Yugoslavia was created as a new state in 1918, composed of areas that had never been under a common unified government, and which for centuries had been under the domination of foreign powers. When the Communist Party came to power, it consisted of six distinct nations: Serbia, Croatia, Bosnia-Herzegovina (hereafter Bosnia), Slovenia, Montenegro, and Macedonia. Serbia, itself, was further segmented into Serbia proper and Muslim Kosovo.
Post-World War II elections were dominated by Tito’s Communist Party. However, the Communist Party was a collection of the various regional Communist parties rather than a centralized, unified party.
Upon Tito’s death in May 1980, which removed the country’s unifying force, ethnic tensions grew in Yugoslavia. Nationalism rose in all of the republics and provinces. Slovenia and Croatia agitated for looser ties and the Albanian majority in Kosovo sought the status of a republic. Serbia, for its part, sought to maintain control over the entire country.
Following the fall of communism throughout Eastern Europe, each of the republics held multi-party elections in 1990. Slovenia and Croatia elected governments that favored independence. For the moment, Montenegro joined with Serbia in favoring Yugoslav unity. Croatia took steps to strip Serbs of their rights in the republic.

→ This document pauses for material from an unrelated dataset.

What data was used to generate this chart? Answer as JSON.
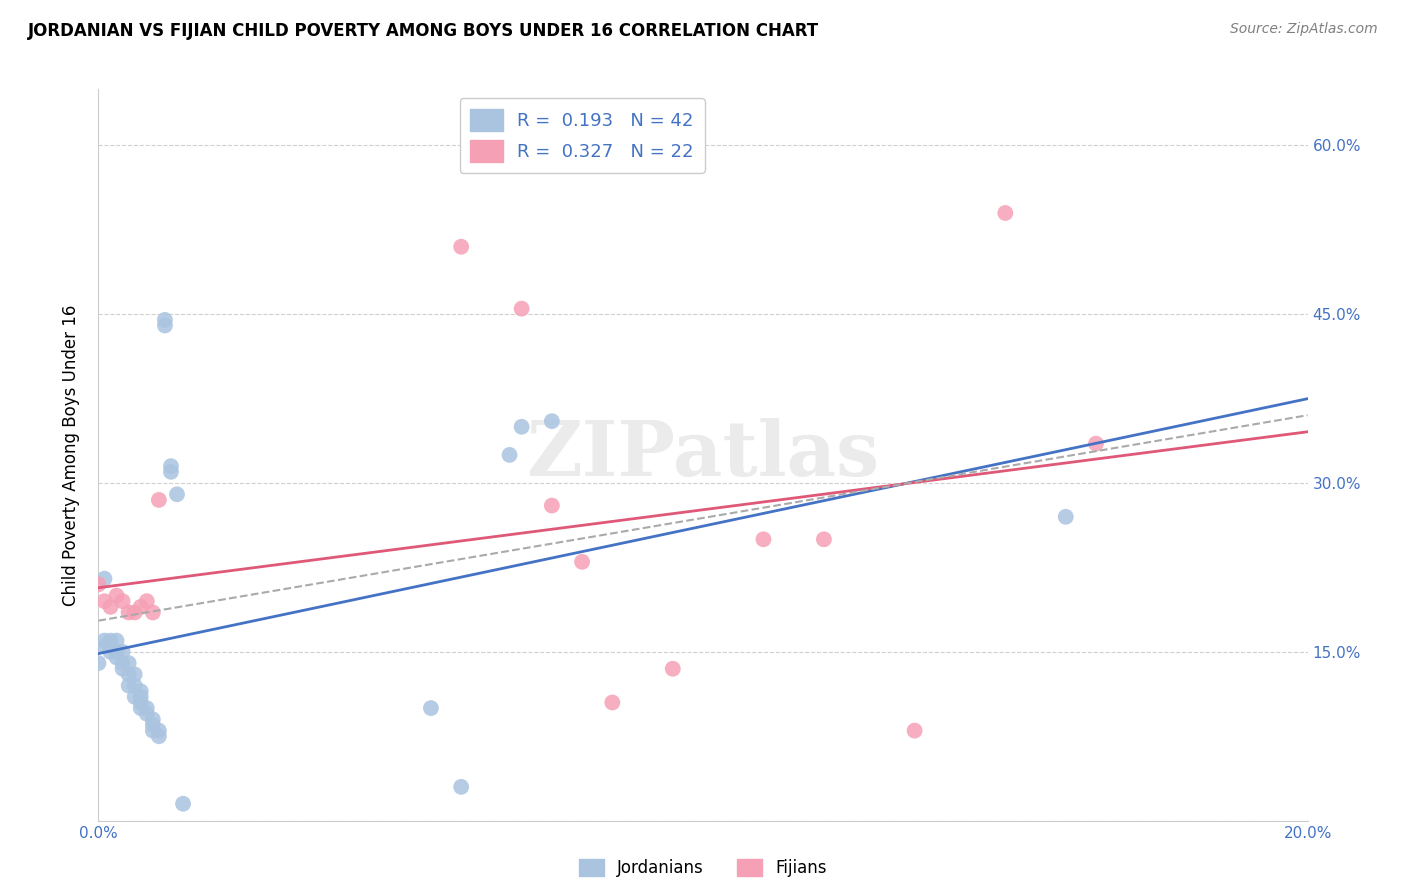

On June 25, 1991, Slovenia and Croatia declared independence from Yugoslavia. The Yugoslav Army was ordered to restore national unity, but desisted, pulling out of Slovenia. In Croatia, however, a bloody war broke out in August 1991 between ethnic Serbs in a portion of the republic they inhabited and the new Croatian army and police force. Meanwhile, in September 1991, Macedonia declared its independence without resistance from the Yugoslav Army. United Nations forces moved into the region to monitor Macedonia’s northern border with Serbia.
In Bosnia in November 1991, Bosnian Serbs held a referendum which favored staying in a common state with Serbia. The following January the Bosnian Serb assembly proclaimed a separate republic of the Serb people of Bosnia and Herzegovina. The government of Bosnia declared the Serb referendum unconstitutional, but itself approved a referendum for Bosnian independence. In response, the Bosnian Serbs declared their independence as the Republika Srpska.
The war in Bosnia between Serbs, Croats, and Muslims followed shortly thereafter. In March 1994, the Muslims and Croats signed an agreement, which reduced the warring parties to two. The conflicted ended in 1995 with the so-called Dayton Agreement. Three years of ethnic strife destroyed the economy of Bosnia, caused the death of about 200,000 people, and displaced half the population. Bosnia was organized into two geographical units, the Republika Srpska and the Federation of Bosnia and Herzegovina (Bosniak-Croat Federation). Elections are held for executive and legislative offices in both the provincial government and the separate Serb and Bosniak-Croat entities. The presidency of the Bosnian republic rotates among the three members (Bosniak, Serb, Croat). A national legislature makes laws for the republic, with two thirds of the delegates in both the upper and lower houses selected from the Bosniak-Croat Federation and one third from the Republika Srpska. Separate parliaments, which exercise regional power, are elected in the Bosniak-Croat Federation and the Republika Srpska.
The unity of Serbia and Montenegro gradually weakened. By order of the Yugoslav Federal Parliament on August 4, 2003, Yugoslavia ceased to exist, with a federal government exercising only nominal powers. The two republics conducted their affairs as if they were independent, establishing customs along the traditional border crossings. On May 21, 2006, Montenegrins voted in favor of independence, just barely exceeding the 55 percent affirmative threshold set by the European Union for formal recognition as an independent country. On June 3, 2006, Montenegro declared its independence, with Serbia following suit two days later.
Ethnic tensions in Yugoslavia were resolved with its dissolution into six separate countries. One of them, Bosnia, further segregated into two political entities. Kosovo is effectually independent barring the upper tenth of its territory, largely inhabited by Serbs.